Casellati è il patriarcato che afferma sé stesso con la complicità delle donne
“Elisabetta Casellati potrebbe essere la prima presidente della Repubblica donna. Non l’abbiamo candidata in quanto donna, ma per la sua storia. Il centrodestra ha messo sul tavolo del Paese il massimo. Ripeto non c’è una figura superiore. L’atteggiamento della sinistra è deludente”. Lo ha detto Salvini in conferenza stampa.
Il cortocircuito è completo. È il patriarcato che ancora una volta eleva sé stesso. Tutto per un puro esercizio di potere. Le donne nella corsa al Quirinale hanno semplicemente, ancora una volta, abdicato a favore degli uomini, lasciando spazio e modo ai vertici di partito di raccontarci la favola per cui il nome di Elisabetta Casellati (che non è nemmeno il suo, ma quello preso dal marito, perché il suo è Maria Elisabetta Alberti), sarebbe quello che realizza il sogno di una parità di genere, la chiave per l’accesso alle alte cariche dello Stato anche a noi donne.
D’altronde, Casellati, aveva già dato inizio a questo processo, facendosi eleggere come prima donna presidente del Senato. E anche lì, giubilo. Applausi bipartisan. Il contentino è servito.
Con questa conferenza stampa Salvini fa il bis e dà il meglio di sé. “Non la votiamo in quanto donna però sarebbe il primo presidente delle Repubblica donna”. Un po’ come quelle pubblicità che indicando il detersivo più rapido ed efficace per i piatti sostengono di aiutare le donne nei lavori domestici, ma affermano implicitamente che il compito spetta comunque a loro soltanto.
Quando il nome di Casellati ha iniziato a circolare, la presidente del Senato ha saputo giocare bene la partita, affidandosi a un rigoroso silenzio. Non reagendo alle provocazioni e lasciando che ancora una volta a stabilire le regole fosse il patriarcato della politica che in questo modo non solo si impadronisce del tema delle pari opportunità, ma perpetra sé stesso e si rafforza.
È chiaro che agli occhi dell’attuale classe politica, l’elettorato femminile italiano debba apparire come un boccone mediocre, una preda facile che può gioire per le conquiste di facciata, quelle che profumano di modernità, ma non ne ricordano nemmeno lontanamente le fattezze.
E la colpa è anche un po’ nostra, anzi loro, di quelle donne della politica complici, che servono i nomi sul piatto d’argento per ordire questa o quella strategia di potere, che si prestano ai giochi per esclusivo interesse personale. Meloni in primis, che ancora una volta ci ricorda che alla fine è sempre la destra a proporre le donne per i vertici, istituzionali e non.

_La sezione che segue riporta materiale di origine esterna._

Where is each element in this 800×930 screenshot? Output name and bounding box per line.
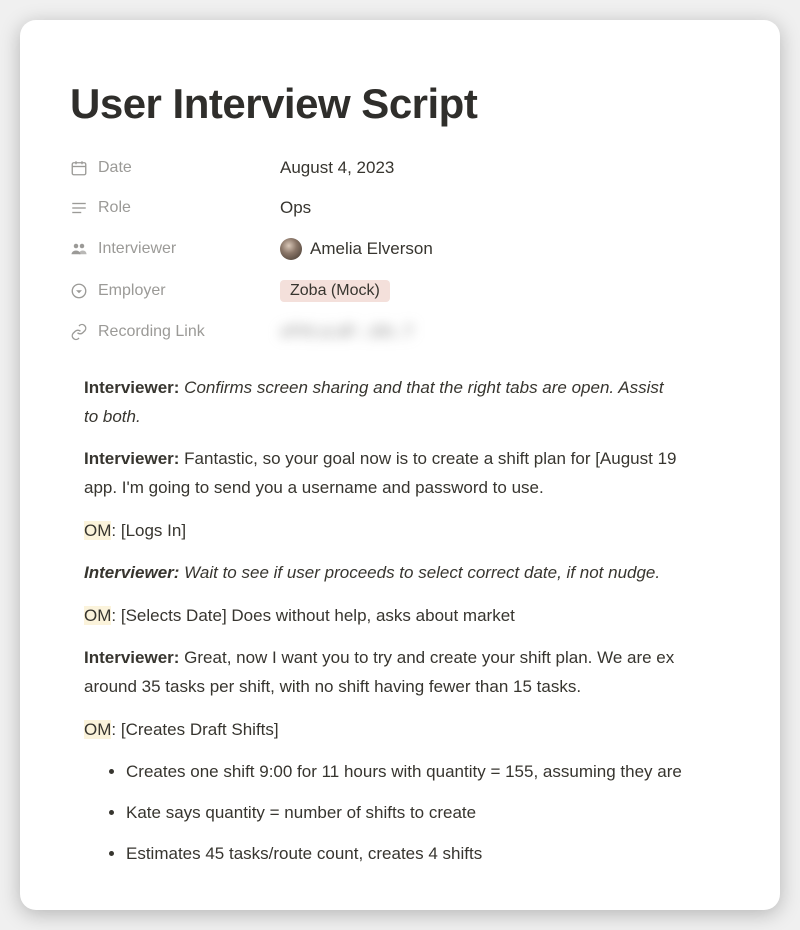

Grazie Meloni, il punto è che siamo consapevoli che la società ha prodotto ben di meglio, è che quel meglio ai vostri giochi non partecipa. Quel meglio non sgomita nelle diatribe di palazzo, è altrove, a far camminare il Paese reale. Poi, forse, quando il fango si sarà sciolto, qualcuna decidere pure di metterci mano e scendere in campo. Perché a questo teatrino non si assista più.